You can run dedoc in docker container or not in docker.

Run in docker.

  1. Ensure that docker is installed docker
  2. Clone project
git clone https://gitlab.at.ispras.ru/Ilya/dedoc_project.git

cd dedoc_project/
  1. Build container and run.
docker build . -t dedoc_container
docker run -p 1231:1231 --rm dedoc_container:latest python3.5 /dedoc/main.py

Now you can check if dedoc running, just open localhost:1231 and ensure you can read online documentation. If dedoc is running you can read about output format here.

Run not in docker

Dedoc was tested on ubuntu 18 and python3.5. You can install dedoc on your system similar to describe actions in the Dockerfile.

Verify installation

We have launched dedoc and want to make sure that it works correctly:

  • go to http://localhost:1231
  • click Supported Formats (bottom of the page)
  • click any "result in html"
  • Expected result should look like this:

Parse our own document

Example with python + requests.

import json
import os

import requests

"""specify file name and directory"""
directory_path = "..."
file_name = "..."

file_path = os.path.join(directory_path, file_name)

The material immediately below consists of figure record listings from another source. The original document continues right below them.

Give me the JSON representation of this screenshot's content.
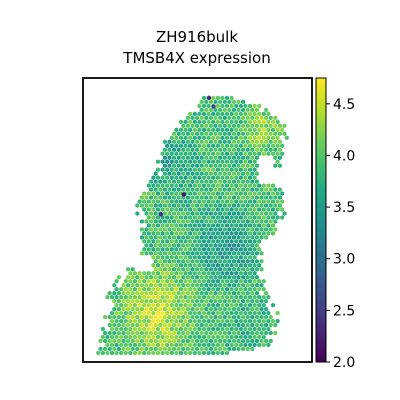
{
  "chart_data": {
    "type": "scatter",
    "title_lines": [
      "ZH916bulk",
      "TMSB4X expression"
    ],
    "xlabel": "",
    "ylabel": "",
    "axes_ticks": false,
    "grid": false,
    "colorbar": {
      "cmap": "viridis",
      "vmin": 2.0,
      "vmax": 4.75,
      "ticks": [
        2.0,
        2.5,
        3.0,
        3.5,
        4.0,
        4.5
      ],
      "tick_labels": [
        "2.0",
        "2.5",
        "3.0",
        "3.5",
        "4.0",
        "4.5"
      ],
      "placement": "right"
    },
    "spot_shape": "hexagon",
    "tissue_outline_rows": [
      {
        "y": 0.06,
        "x": [
          0.52,
          0.62
        ]
      },
      {
        "y": 0.1,
        "x": [
          0.5,
          0.78
        ]
      },
      {
        "y": 0.16,
        "x": [
          0.42,
          0.89
        ]
      },
      {
        "y": 0.22,
        "x": [
          0.34,
          0.89
        ]
      },
      {
        "y": 0.28,
        "x": [
          0.33,
          0.87
        ]
      },
      {
        "y": 0.34,
        "x": [
          0.31,
          0.85
        ]
      },
      {
        "y": 0.4,
        "x": [
          0.25,
          0.87
        ]
      },
      {
        "y": 0.46,
        "x": [
          0.23,
          0.89
        ]
      },
      {
        "y": 0.52,
        "x": [
          0.25,
          0.87
        ]
      },
      {
        "y": 0.58,
        "x": [
          0.25,
          0.79
        ]
      },
      {
        "y": 0.64,
        "x": [
          0.25,
          0.79
        ]
      },
      {
        "y": 0.7,
        "x": [
          0.15,
          0.79
        ]
      },
      {
        "y": 0.76,
        "x": [
          0.11,
          0.8
        ]
      },
      {
        "y": 0.82,
        "x": [
          0.09,
          0.85
        ]
      },
      {
        "y": 0.88,
        "x": [
          0.08,
          0.86
        ]
      },
      {
        "y": 0.94,
        "x": [
          0.07,
          0.82
        ]
      },
      {
        "y": 0.98,
        "x": [
          0.06,
          0.6
        ]
      }
    ],
    "expression_regions": [
      {
        "region": "lower-left",
        "cx": 0.32,
        "cy": 0.82,
        "r": 0.22,
        "value": 4.6
      },
      {
        "region": "upper-right",
        "cx": 0.78,
        "cy": 0.18,
        "r": 0.12,
        "value": 4.35
      },
      {
        "region": "center-right",
        "cx": 0.62,
        "cy": 0.6,
        "r": 0.18,
        "value": 3.4
      },
      {
        "region": "upper-left",
        "cx": 0.4,
        "cy": 0.3,
        "r": 0.14,
        "value": 3.5
      },
      {
        "region": "lower-right",
        "cx": 0.72,
        "cy": 0.86,
        "r": 0.12,
        "value": 3.7
      }
    ],
    "baseline_value": 3.9,
    "low_outliers": [
      {
        "x": 0.55,
        "y": 0.07,
        "value": 2.3
      },
      {
        "x": 0.44,
        "y": 0.41,
        "value": 2.2
      },
      {
        "x": 0.34,
        "y": 0.48,
        "value": 2.4
      },
      {
        "x": 0.57,
        "y": 0.1,
        "value": 2.6
      }
    ]
  }
}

with open(file_path, 'rb') as file:
    
    files = {'file': (file_name, file)}
    """put additional parameter to data dict, you can look to the online docs for additional parameters"""
    data = {}
    """send request and get response"""
    response = requests.post("http://localhost:1231/upload", files=files, data=data)

    """Check if everything is OK"""
    if response.status_code != 200:
        raise Exception("Fail to parse file {}".format(response.status_code))
    """parse result from json """
    result = json.loads(response.content.decode())